The figures show that only 33,436 housing units were constructed between 2011 and 2016.
This compares to 431,763 dwellings built between 2001 and 2011, which account for a quarter of the State’s entire housing stock.
The fall-off in housing supply since 2010 has resulted in an acute housing and homelessness crisis across Ireland.
The census numbers show there were only 5,700 flats and apartments in purpose built blocks added in the Dublin City area, the most built up area in the capital, during the five-year period, bringing the total to 60,349.
Similar additions were recorded in Dún Laoghaire-Rathdown (+2,435); South Dublin (+1,744); Fingal (+1,683); Cork City (+1,356) and Limerick City and County (1,206).
Two recent reports, from property websites MyHome.ie and Daft.ie, blamed an acceleration in property prices this year on the lack of supply.
While the Government’s housing strategy is centred on scaling up supply to around 25,000 units a year, some experts believe demand may already exceed 40,000.
The census figures show there was an increase of 48,257 housing units (2.9 per cent ) during the period, while most of this figure is comprised new builds, a certain portion reflects formerly vacant dwellings becoming occupied.
Purpose built flats and apartments showed the largest increase of any dwelling type, rising from 149,921 in 2011 to 172,096 in 2016, an increase of 14.8 per cent or 22,175 units.
The percentage of occupied housing units in Dublin City that were flats or apartments was now put at 34 per cent.
Detached houses comprised 42.1 per cent of the total housing stock (715,133 dwellings) and remained the most popular dwelling type, increasing by 15,264 during the period.

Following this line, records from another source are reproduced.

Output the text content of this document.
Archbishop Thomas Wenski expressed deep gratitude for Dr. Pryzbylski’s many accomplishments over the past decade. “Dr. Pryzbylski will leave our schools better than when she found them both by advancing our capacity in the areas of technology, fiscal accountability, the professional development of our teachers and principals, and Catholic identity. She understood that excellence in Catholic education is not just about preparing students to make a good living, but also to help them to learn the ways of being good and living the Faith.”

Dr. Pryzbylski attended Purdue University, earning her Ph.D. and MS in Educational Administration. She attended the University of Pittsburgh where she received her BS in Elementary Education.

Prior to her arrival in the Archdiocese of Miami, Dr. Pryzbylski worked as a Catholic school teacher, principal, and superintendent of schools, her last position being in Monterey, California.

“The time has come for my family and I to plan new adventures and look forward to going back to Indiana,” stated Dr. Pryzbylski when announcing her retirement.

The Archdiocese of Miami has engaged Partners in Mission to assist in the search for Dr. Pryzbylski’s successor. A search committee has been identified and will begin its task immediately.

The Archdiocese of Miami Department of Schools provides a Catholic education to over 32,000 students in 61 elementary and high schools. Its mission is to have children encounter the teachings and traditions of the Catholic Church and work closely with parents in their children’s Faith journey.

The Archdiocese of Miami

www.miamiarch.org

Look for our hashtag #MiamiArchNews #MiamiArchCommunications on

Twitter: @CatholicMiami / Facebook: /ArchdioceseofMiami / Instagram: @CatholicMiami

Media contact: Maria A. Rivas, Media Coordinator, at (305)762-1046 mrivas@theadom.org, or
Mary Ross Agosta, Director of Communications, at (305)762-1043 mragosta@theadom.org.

Semi-detached dwellings increased by 15,297 (3.3 per cent) and accounted for 471,948 dwellings.
The proportion of owner-occupied households, meanwhile, fell from 69.7 per cent in 2011 to 67.6 per cent in 2016.
Mortgage or loan
Looking at owner-occupied households in more detail it can be seen that the number of households that owned their home with a mortgage or loan decreased by 47,473 (8.1 per cent).
Conversely, the number households that owned their home outright increased by 45,101 (8 per cent).
There were an additional 22,323 households living in rented or rent free accommodation in 2016, an increase of 4.7 per cent on 2011.
The biggest increases in the number of renters were in Cavan (+ 12.8 per cent) and Kilkenny (+ 11.2 per cent).
Since 2011, the average weekly rent paid across the country grew by 14.8 per cent to €156 while households living in private rented purpose built flats and apartments paid the highest rent at an average of €229 per week.
There were 50,535 households in Ireland who paid more than €300 rent per week.